Dans la lignée des recommandations du Palais-Royal, l’exécutif compte malgré tout “adapter”, “consolider” et “développer” le dispositif. Si ces évolutions devront être précisées par décret et appréciées “au cas par cas”, le gouvernement donne de premières indications sur ses ambitions en matière de MPO dans la fonction publique.

“La MPO pourra être prévue à la fois pour le contentieux de la fonction publique de l’État, pour des ministères à déterminer en plus de celui de l’Éducation nationale et de l’Enseignement supérieur prêt à la généralisation, et pour les décisions de Pôle emploi”, indique-t-il ainsi dans son amendement. Si une extension à de nouvelles administrations mais aussi à de nouveaux domaines contentieux est donc prévue, le gouvernement n’exclut pas pour autant un abandon de la MPO pour certaines administrations. À ce propos, le Conseil d’État recommandait notamment d‘abandonner le dispositif au Quai d’Orsay (l’un des ministères concernés par l’expérimentation), le volume contentieux étant “insuffisant” pour que la MPO “joue un rôle de filtre contentieux”. 

Généralisation dans les centres de gestion 

Quant aux contentieux de la fonction publique territoriale, l’exécutif propose tout bonnement de généraliser la MPO à l’ensemble du territoire national et à l’ensemble des centres de gestion. Un amendement en ce sens a également été déposé au projet de loi “pour la confiance dans l’institution judiciaire” [cliquez ici pour consulter cet amendement]. 
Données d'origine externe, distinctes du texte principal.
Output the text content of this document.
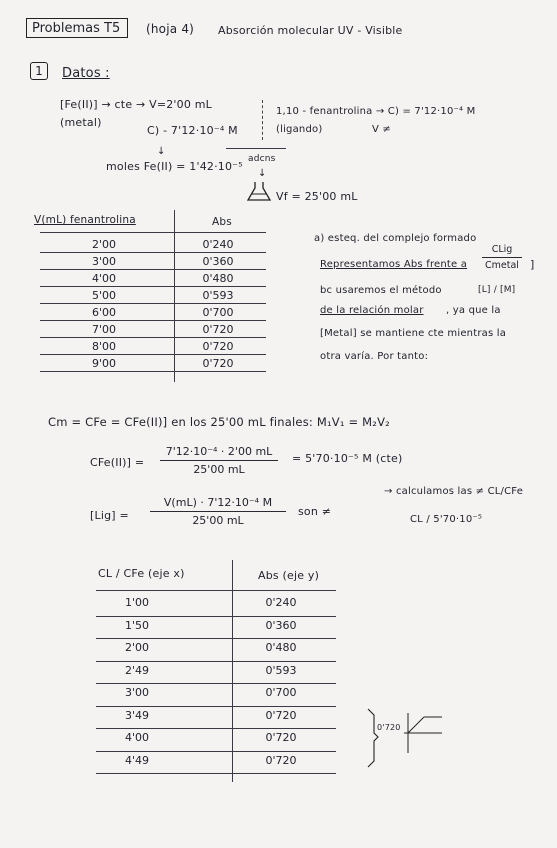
Problemas T5	(hoja 4) Absorción molecular UV - Visible
1	Datos :
[Fe(II)] → cte → V=2'00 mL
(metal)
C) - 7'12·10⁻⁴ M
1,10 - fenantrolina → C) = 7'12·10⁻⁴ M
(ligando)	V ≠
↓
moles Fe(II) = 1'42·10⁻⁵
adcns
↓
Vf = 25'00 mL
V(mL) fenantrolina	Abs
2'00	0'240
3'00	0'360
4'00	0'480
5'00	0'593
6'00	0'700
7'00	0'720
8'00	0'720
9'00	0'720
a) esteq. del complejo formado
Representamos Abs frente a
CLig
Cmetal ]
bc usaremos el método	[L] / [M]
de la relación molar , ya que la
[Metal] se mantiene cte mientras la
otra varía. Por tanto:
Cm = CFe = CFe(II)] en los 25'00 mL finales: M₁V₁ = M₂V₂
CFe(II)] =
7'12·10⁻⁴ · 2'00 mL
25'00 mL
= 5'70·10⁻⁵ M (cte)
[Lig] =
V(mL) · 7'12·10⁻⁴ M
25'00 mL
son ≠
→ calculamos las ≠ CL/CFe
CL / 5'70·10⁻⁵
CL / CFe (eje x)	Abs (eje y)
1'00	0'240
1'50	0'360
2'00	0'480
2'49	0'593
3'00	0'700
3'49	0'720
4'00	0'720
4'49	0'720
0'720
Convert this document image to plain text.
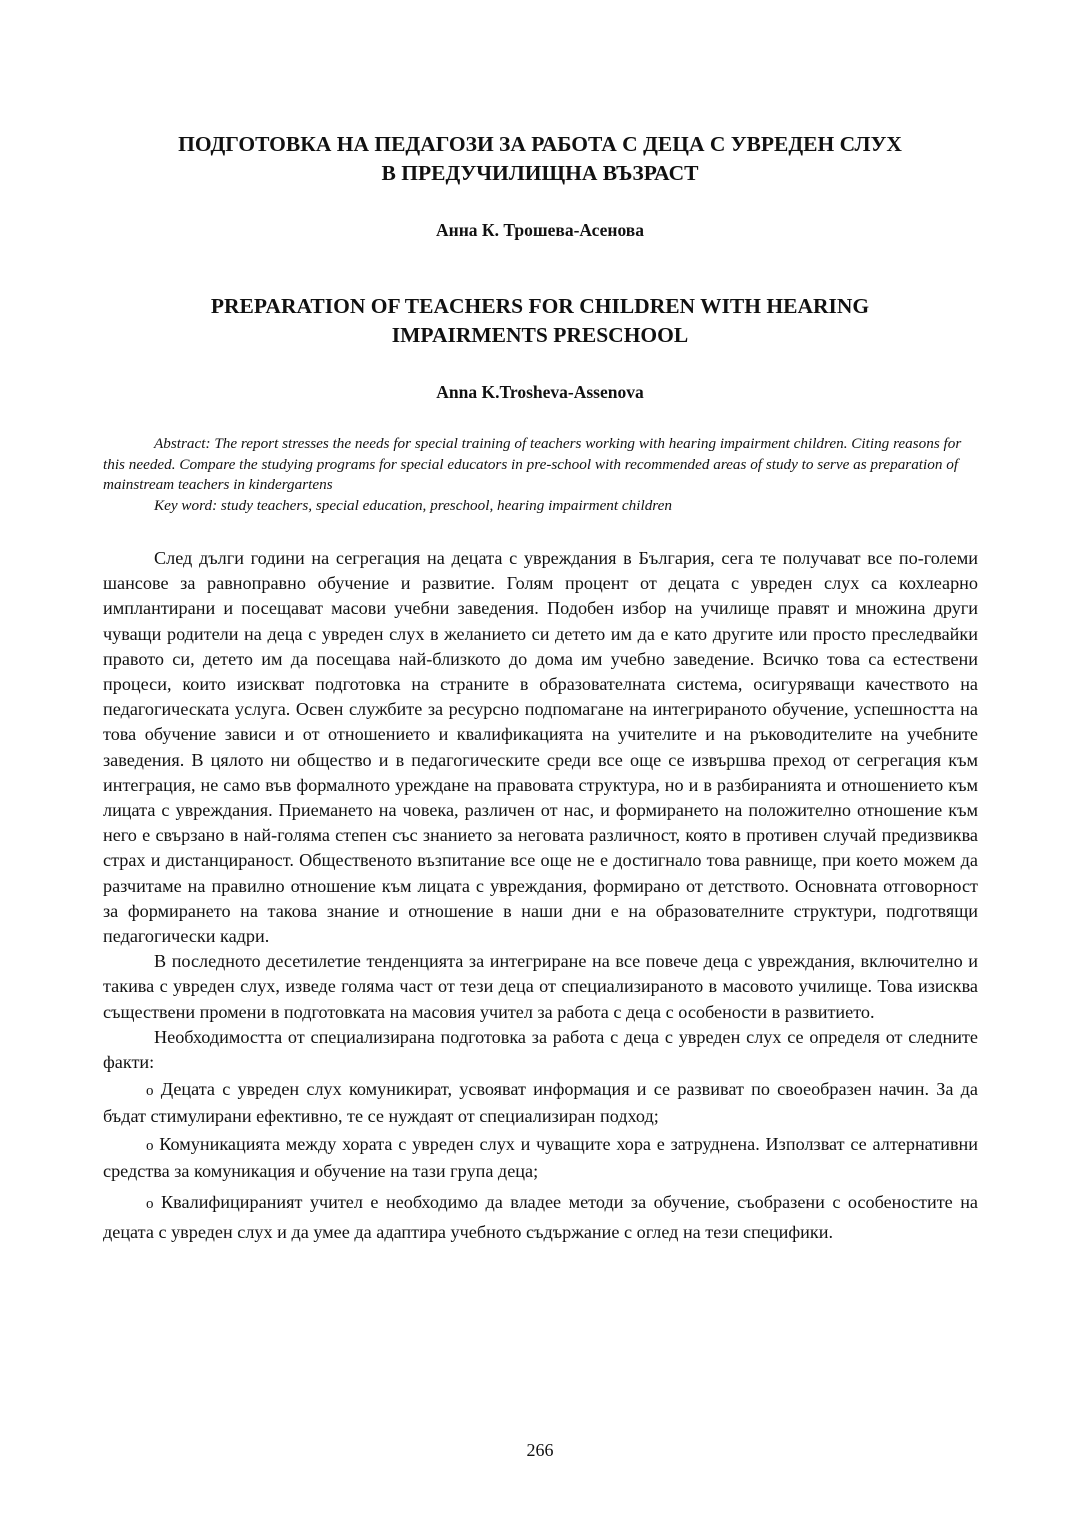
ПОДГОТОВКА НА ПЕДАГОЗИ ЗА РАБОТА С ДЕЦА С УВРЕДЕН СЛУХ
В ПРЕДУЧИЛИЩНА ВЪЗРАСТ
Анна К. Трошева-Асенова
PREPARATION OF TEACHERS FOR CHILDREN WITH HEARING
IMPAIRMENTS PRESCHOOL
Anna K.Trosheva-Assenova

Abstract: The report stresses the needs for special training of teachers working with hearing impairment children. Citing reasons for this needed. Compare the studying programs for special educators in pre-school with recommended areas of study to serve as preparation of mainstream teachers in kindergartens

Key word: study teachers, special education, preschool, hearing impairment children

След дълги години на сегрегация на децата с увреждания в България, сега те получават все по-големи шансове за равноправно обучение и развитие. Голям процент от децата с увреден слух са кохлеарно имплантирани и посещават масови учебни заведения. Подобен избор на училище правят и множина други чуващи родители на деца с увреден слух в желанието си детето им да е като другите или просто преследвайки правото си, детето им да посещава най-близкото до дома им учебно заведение. Всичко това са естествени процеси, които изискват подготовка на страните в образователната система, осигуряващи качеството на педагогическата услуга. Освен службите за ресурсно подпомагане на интегрираното обучение, успешността на това обучение зависи и от отношението и квалификацията на учителите и на ръководителите на учебните заведения. В цялото ни общество и в педагогическите среди все още се извършва преход от сегрегация към интеграция, не само във формалното уреждане на правовата структура, но и в разбиранията и отношението към лицата с увреждания. Приемането на човека, различен от нас, и формирането на положително отношение към него е свързано в най-голяма степен със знанието за неговата различност, която в противен случай предизвиква страх и дистанцираност. Общественото възпитание все още не е достигнало това равнище, при което можем да разчитаме на правилно отношение към лицата с увреждания, формирано от детството. Основната отговорност за формирането на такова знание и отношение в наши дни е на образователните структури, подготвящи педагогически кадри.

В последното десетилетие тенденцията за интегриране на все повече деца с увреждания, включително и такива с увреден слух, изведе голяма част от тези деца от специализираното в масовото училище. Това изисква съществени промени в подготовката на масовия учител за работа с деца с особености в развитието.

Необходимостта от специализирана подготовка за работа с деца с увреден слух се определя от следните факти:

o Децата с увреден слух комуникират, усвояват информация и се развиват по своеобразен начин. За да бъдат стимулирани ефективно, те се нуждаят от специализиран подход;

o Комуникацията между хората с увреден слух и чуващите хора е затруднена. Използват се алтернативни средства за комуникация и обучение на тази група деца;

o Квалифицираният учител е необходимо да владее методи за обучение, съобразени с особеностите на децата с увреден слух и да умее да адаптира учебното съдържание с оглед на тези специфики.

266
“L’expérimentation menée avec les 42 centres de gestion expérimentateurs et la Fédération nationale des centres de gestion (FNCDG) a confirmé tout l’intérêt et le potentiel d’un tel dispositif”, y explique ainsi le gouvernement. Ce second amendement prévoit donc que la MPO figure parmi les missions obligatoires des centres de gestion “tout en restant facultative pour les collectivités qui devraient dès lors y adhérer par conventionnement”.